I once had the pleasure (I had been relegated to the slag pile) of reading unsolicited manuscripts sent to a small publishing house. It wasn’t exactly Penguin Random House, so the writing was shaky. 

A favorite line I came across was, “The hunters moved quietly into the forest and found the deer sitting up in the trees.” All I could think was, how did they climb the trees?  But that happens. Even Stephen King admits that an early-reader friend once caught a passage where he said something like, “In October, the fields are crowded with local hunters, killing their fill of peasants.” Peasants, pheasants, whatever, it’s all good, right? Wrong. Editing matters.

Editing Your Work

We’re mostly Indie authors here, so sometimes we have to cut corners, but don’t skimp on your editing. I know my editing is, ahem, spotty. So, I use my word processor to spell and so forth, but that’s not enough. I need a backup software program like Grammarly to get things close. Their free program is good; the premium program is better. I use it, and that’s an affiliate link. I’ve also heard good things about Hemingway, ProwritingAid, and PerfectIt.

Beyond those software aids, you can get help from friends who might (luckily) be librarians, English teachers, or just freaky smart with this thing we call grammar. Barring that, you can have great success with unconventional methods like reading your work out loud.

Another way to hear problems is by using text-to-speech on your computer. Listening to it keeps your eyes and mind from automatically blipping over mistakes because “We know what it’s supposed to be.” 
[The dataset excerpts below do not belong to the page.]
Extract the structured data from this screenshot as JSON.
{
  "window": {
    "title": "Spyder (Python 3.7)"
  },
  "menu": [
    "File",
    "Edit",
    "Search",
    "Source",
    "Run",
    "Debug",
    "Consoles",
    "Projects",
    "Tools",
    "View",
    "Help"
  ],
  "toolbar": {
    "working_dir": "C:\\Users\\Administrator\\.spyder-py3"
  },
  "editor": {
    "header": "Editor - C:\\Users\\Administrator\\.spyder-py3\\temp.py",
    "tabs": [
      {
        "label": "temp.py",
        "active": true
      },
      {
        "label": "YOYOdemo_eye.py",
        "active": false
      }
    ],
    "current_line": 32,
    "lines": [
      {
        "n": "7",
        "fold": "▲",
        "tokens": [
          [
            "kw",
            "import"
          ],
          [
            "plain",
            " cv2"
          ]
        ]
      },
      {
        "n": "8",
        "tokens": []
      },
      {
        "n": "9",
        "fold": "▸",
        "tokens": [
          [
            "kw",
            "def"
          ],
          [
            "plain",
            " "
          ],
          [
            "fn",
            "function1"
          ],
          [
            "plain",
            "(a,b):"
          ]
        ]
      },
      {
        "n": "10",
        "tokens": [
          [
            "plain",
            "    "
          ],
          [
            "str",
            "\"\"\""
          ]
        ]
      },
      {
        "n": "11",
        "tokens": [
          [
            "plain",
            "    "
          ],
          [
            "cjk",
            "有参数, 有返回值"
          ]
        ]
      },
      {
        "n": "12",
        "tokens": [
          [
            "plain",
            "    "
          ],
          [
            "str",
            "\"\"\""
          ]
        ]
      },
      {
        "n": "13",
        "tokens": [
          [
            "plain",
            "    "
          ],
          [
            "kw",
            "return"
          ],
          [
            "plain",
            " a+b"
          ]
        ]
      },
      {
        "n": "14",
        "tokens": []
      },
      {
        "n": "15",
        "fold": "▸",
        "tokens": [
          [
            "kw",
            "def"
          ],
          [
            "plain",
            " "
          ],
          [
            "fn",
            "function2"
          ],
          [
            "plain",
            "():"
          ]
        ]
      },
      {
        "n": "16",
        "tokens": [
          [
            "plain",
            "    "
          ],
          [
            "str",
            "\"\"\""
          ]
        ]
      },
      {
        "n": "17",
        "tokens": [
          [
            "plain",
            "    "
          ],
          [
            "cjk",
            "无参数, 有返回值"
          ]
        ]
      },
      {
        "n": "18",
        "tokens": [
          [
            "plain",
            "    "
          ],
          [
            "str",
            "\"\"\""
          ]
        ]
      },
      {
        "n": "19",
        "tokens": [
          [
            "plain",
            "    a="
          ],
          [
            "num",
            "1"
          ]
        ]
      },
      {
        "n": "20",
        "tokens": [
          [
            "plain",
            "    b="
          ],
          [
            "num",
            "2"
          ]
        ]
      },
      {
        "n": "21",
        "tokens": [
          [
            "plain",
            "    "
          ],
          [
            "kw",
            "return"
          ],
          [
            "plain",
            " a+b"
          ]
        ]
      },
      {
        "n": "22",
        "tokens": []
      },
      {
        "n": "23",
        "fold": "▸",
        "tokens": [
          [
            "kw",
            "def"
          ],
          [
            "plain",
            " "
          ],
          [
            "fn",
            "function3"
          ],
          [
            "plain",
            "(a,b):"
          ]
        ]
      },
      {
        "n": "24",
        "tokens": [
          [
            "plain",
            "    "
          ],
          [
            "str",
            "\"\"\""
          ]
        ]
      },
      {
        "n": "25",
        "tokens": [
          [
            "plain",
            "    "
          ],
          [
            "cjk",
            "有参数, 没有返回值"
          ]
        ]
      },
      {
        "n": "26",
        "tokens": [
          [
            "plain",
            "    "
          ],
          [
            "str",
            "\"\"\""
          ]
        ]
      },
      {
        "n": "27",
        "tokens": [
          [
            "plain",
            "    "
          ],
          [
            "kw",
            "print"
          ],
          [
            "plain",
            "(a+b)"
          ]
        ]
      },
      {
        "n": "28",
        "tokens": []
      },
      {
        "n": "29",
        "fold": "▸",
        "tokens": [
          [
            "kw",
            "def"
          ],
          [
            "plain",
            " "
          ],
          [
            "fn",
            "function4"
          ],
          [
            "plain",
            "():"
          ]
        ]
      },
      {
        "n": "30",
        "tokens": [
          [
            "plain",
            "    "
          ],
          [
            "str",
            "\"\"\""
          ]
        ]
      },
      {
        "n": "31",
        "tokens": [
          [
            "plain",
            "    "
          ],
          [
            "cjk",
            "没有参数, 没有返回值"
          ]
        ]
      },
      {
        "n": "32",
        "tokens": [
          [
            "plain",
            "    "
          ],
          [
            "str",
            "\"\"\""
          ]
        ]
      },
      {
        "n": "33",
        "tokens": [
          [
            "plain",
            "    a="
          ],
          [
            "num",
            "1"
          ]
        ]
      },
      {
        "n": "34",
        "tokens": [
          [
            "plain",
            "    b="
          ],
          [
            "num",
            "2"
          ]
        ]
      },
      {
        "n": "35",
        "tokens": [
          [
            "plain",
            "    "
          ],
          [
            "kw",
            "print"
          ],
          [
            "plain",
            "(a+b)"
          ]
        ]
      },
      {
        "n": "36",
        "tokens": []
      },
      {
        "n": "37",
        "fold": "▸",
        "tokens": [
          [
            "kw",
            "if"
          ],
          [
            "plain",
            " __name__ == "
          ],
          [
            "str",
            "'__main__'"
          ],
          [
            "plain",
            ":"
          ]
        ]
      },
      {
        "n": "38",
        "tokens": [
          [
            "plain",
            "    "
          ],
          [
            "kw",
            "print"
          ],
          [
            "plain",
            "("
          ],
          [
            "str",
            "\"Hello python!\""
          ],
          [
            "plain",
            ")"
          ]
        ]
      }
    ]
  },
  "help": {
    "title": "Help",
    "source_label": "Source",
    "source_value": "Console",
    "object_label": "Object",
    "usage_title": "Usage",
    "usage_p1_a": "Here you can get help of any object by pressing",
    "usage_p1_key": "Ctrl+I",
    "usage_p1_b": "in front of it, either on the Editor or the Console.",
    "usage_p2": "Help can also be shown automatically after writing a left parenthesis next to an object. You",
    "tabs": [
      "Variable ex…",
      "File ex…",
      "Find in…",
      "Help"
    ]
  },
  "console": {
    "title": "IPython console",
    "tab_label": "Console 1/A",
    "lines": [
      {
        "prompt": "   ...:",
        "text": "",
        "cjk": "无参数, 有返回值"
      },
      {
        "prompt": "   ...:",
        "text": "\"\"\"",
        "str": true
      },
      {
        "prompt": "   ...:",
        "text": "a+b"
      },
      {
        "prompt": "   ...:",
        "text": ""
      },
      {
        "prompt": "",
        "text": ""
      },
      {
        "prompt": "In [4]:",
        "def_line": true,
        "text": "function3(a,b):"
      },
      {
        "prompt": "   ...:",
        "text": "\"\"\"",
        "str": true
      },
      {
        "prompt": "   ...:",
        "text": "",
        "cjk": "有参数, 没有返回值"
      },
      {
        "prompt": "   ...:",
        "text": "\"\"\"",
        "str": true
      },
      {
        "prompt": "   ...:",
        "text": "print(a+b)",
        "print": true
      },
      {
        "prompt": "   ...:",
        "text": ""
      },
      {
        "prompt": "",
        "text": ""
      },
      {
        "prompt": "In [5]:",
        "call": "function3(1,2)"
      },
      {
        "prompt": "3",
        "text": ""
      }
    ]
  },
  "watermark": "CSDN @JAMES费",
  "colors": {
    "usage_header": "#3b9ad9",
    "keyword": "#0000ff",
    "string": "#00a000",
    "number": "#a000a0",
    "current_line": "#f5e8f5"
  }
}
Simple Tricks for Better Editing

One other trick is to read your work backward. It won’t sound pretty; reading backward can make you concentrate and find any pesky problems. And they are there, even when you think you’ve explained everything just right.

Headlines for articles can also be problematic. Consider the headline “Man reunited with sister after fifteen years at the Department of Motor Vehicles,” because I know those lines are long! Still, slips can make your work silly instead of serious. So, do yourself and your readers a favor and clean up your writing as best you can.

Then, don’t be too disappointed when a reader finds a mistake or two. It’s going to happen, so cut yourself some slack. You wrote a great story, right?